Freescale Semiconductor SC140 specifications Binary Code Practices

Programming Guidelines

•Observe the immediate operand ranges as specified within the braces { } in Appendix A.2, “Instructions,” on page A-19. Operand values outside these ranges are undefined. Some specific examples are:

—ADD #u5,Dn {0 < u5 < 32}

—ASLL Da,Dn {-40 < Da[6:0] < 40}

•Observe address pointer alignments on memory accesses as specified in Table 2-19: Memory Address Alignment and within the braces { } in Appendix A.2, “Instructions.” Misaligned memory accesses are undefined. Some specific examples are:

—MOVE.L (a32),DR {0 £ a32 < 232,L}, meaning long word aligned (address is a multiple of 4).

— MOVE.4F (EA),Da:Db:Dc:Dd {0 £ EA < 232,Q}, meaning quad word aligned (address is a multiple of 8).

•Observe SP and OSP stack pointer quad alignment. The ESP and NSP registers have their three least significant bits hard-wired to zero. So SP arithmetic results that are not a multiple of 8 cannot be represented in the ESP and NSP registers. Note that MOVE-like instructions using SP with an offset to access the stack allow more general alignment based on the memory access size.

•Observe the word alignment requirement for COF destinations. Computed COF destinations (such as JMP R0) that are not a multiple of 2 are in error. Misaligned program fetches are undefined. Note that the PC register has its least significant bit hard-wired to zero.

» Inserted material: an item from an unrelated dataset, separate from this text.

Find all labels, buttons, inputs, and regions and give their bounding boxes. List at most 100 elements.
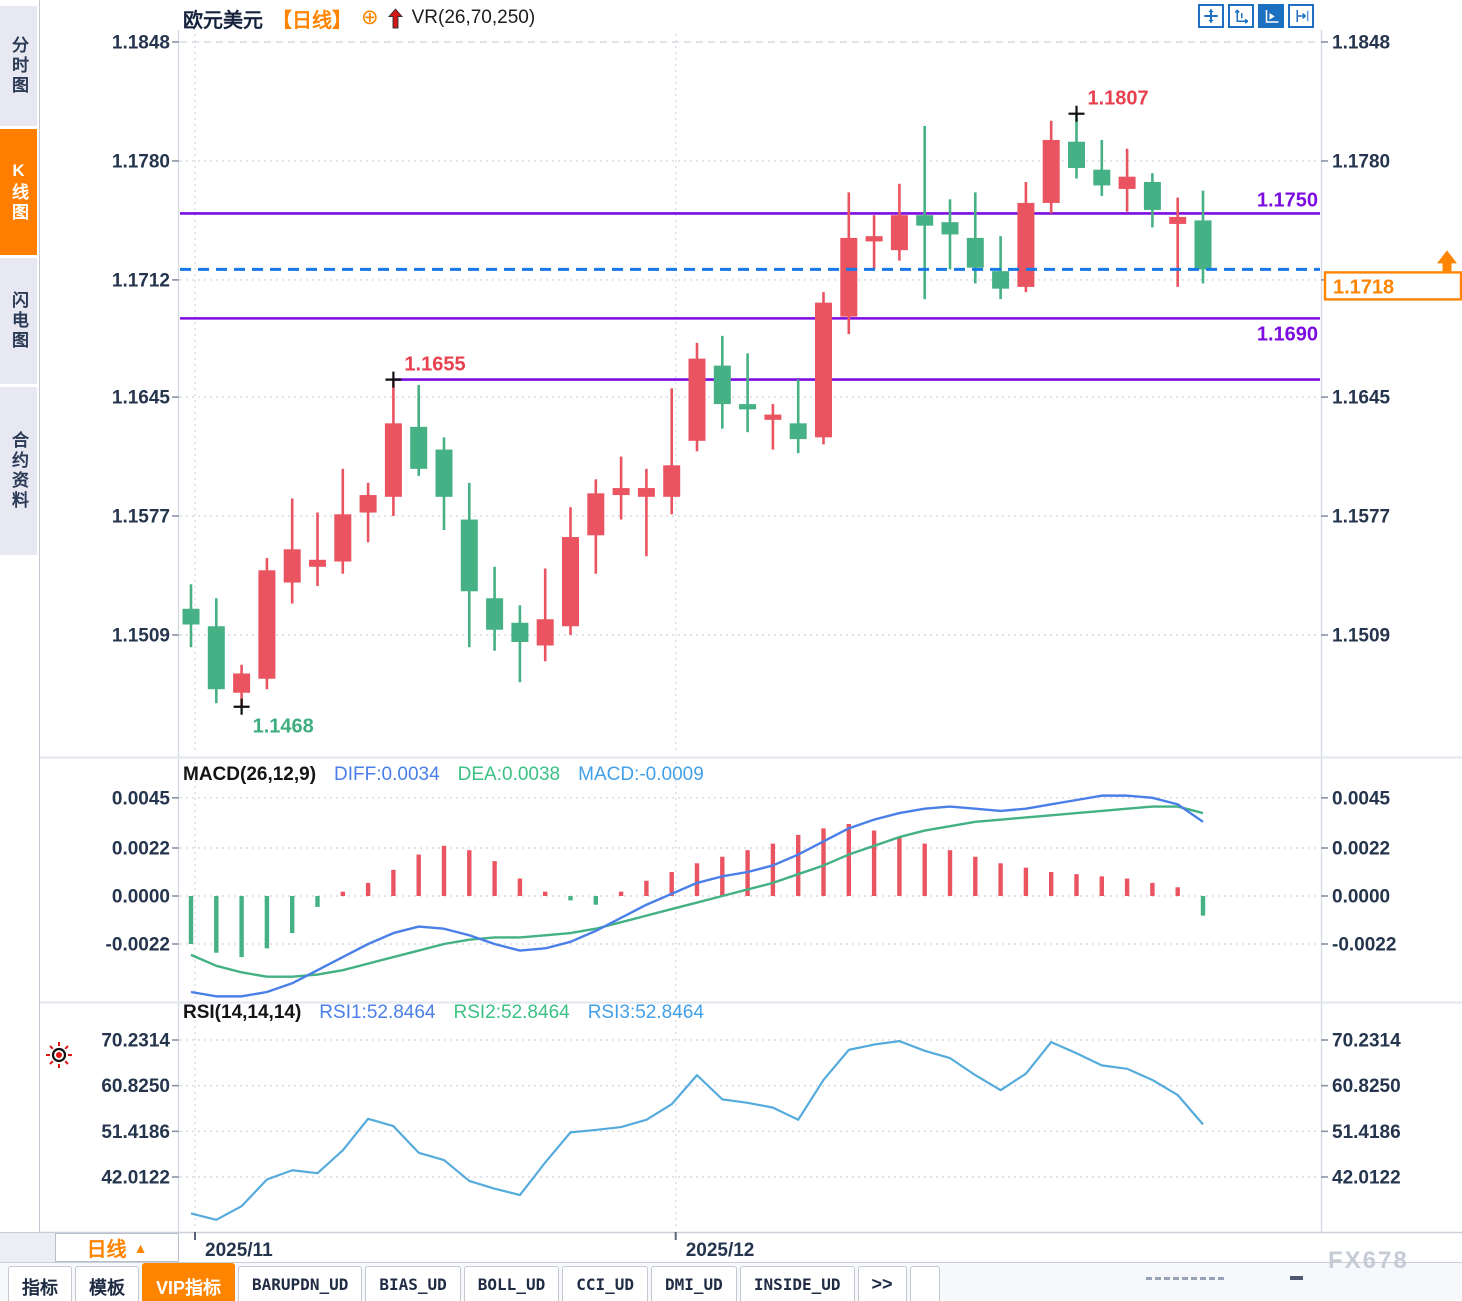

•Observe modifier mode parameter constraints on size and offset discussed in Section 2.3.4, “Address Modifier Modes.” Using out-of-range or reserved parameter values may produce undefined results. Also observe address pointer alignments specific to the selected modifier mode.

•MOVES should be preceded by an instruction that updates the Ln-bit based on the data. Otherwise, the data moved may be modified by a Ln-bit not associated with the data.

•Do not explicitly modify the SR register to change the loop flags LFn and SLF in SR. Use the loop control instructions in Table A-14: AGU Loop Control (Including Loop COF) Instructions on page A-18.

•The SR register contains local task context such as the loop flags, T bit, etc. Always save and restore the SR register on exceptions and OS context switches.

•The EMR register contains global, not local, status bits. Do not use EMR status bits for local task context. Do not save and restore EMR on exceptions and OS context switches.

•Do not return from a subroutine with RTE/D, and do not return from an exception with RTS/D.

•If the return address on the memory stack is changed to effect a task switch, use RTSTK to bypass the RAS mechanism. Otherwise, the SC140 will return to the previous caller location if RAS is valid.

•Do not use VSL for anything other than the Viterbi algorithm. It violates the endian rules.

•Do not use “reserved” bits in registers for data storage. Always write “reserved” bits with their initial reset value (usually zero). This maintains software compatibility if a “reserved” bit is defined in the future.

7.7.2.2 Binary Code Practices

•Do not write self-modifying code (replacing portions of an application binary at run-time). It cannot be checked for errors by the assembler. It is also difficult to debug, and may not be compatible with future processor implementations.